For those not brave enough to try the stuff, a word of advice: drink up, and try not to think about the ingredients...
LIFE OF RILEY
After a turbulent past few years at the head of one of the biggest US banks in the worst financial crisis since the Great Depression, life in the slow(er) lane is evidently suiting John Mack down to the ground.
Mack – the former chairman and chief executive of Morgan Stanley who relinquished the latter role to James Gorman this month – told a US paper this week that he’s looking forward to spending more time at his Tuscan vineyard after stepping back his responsibilities at the firm.
“I really like my new role,” Mack quipped. “I didn’t come to work until 9.30 today!” Surprisingly nonchalant given the bank reports full-year earnings today...
A smidgeon of earnest investment advice from renowned bear investment strategist Marc Faber, author of the GloomBoomDoom website.

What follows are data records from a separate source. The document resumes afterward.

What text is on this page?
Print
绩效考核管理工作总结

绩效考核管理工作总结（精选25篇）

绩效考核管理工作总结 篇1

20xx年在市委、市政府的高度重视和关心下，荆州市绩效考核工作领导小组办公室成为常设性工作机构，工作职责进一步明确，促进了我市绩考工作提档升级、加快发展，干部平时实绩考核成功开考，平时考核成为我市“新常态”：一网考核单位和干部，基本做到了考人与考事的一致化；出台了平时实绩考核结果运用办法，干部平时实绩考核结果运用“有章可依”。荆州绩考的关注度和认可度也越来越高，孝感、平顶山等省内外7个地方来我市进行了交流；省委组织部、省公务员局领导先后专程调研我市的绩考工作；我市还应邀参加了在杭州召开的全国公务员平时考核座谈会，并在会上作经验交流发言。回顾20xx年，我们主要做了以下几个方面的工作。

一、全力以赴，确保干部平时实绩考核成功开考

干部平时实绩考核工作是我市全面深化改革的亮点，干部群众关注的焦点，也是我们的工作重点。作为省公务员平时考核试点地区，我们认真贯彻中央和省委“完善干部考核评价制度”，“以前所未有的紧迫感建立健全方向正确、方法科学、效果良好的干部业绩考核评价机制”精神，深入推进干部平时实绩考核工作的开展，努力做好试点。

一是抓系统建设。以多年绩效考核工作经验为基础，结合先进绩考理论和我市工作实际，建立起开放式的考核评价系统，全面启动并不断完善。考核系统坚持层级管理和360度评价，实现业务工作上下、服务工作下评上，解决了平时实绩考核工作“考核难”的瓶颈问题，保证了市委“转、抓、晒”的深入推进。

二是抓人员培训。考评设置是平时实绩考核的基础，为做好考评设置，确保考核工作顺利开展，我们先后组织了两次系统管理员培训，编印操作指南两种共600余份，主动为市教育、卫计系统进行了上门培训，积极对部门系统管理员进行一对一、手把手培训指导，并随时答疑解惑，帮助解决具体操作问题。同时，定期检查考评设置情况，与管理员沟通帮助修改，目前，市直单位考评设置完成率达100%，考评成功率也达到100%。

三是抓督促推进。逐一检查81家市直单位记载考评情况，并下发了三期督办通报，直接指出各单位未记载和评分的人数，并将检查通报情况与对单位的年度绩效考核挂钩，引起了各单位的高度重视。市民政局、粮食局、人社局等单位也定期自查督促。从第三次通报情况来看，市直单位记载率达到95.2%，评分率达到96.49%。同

In a recent interview on Bloomberg, Faber insisted the outlook for equities isn’t as rosy as most would have us believe, due to weakness in particular large stocks and the unfavourable dual impact of the US mid-term elections and the fact the year ends in ‘0’ (and no, The Capitalist isn’t quite sure why that should make a difference either).
“We have to take a holiday,” Faber proclaimed, before singing the praises of Thai Beverage, a company which apparently produces a fine beer and an ever better local whisky.
“That’s the cheapest way to get drunk on little money… the efficiency of that whisky is very high,” he argues.
And who are we to argue with that sterling logic?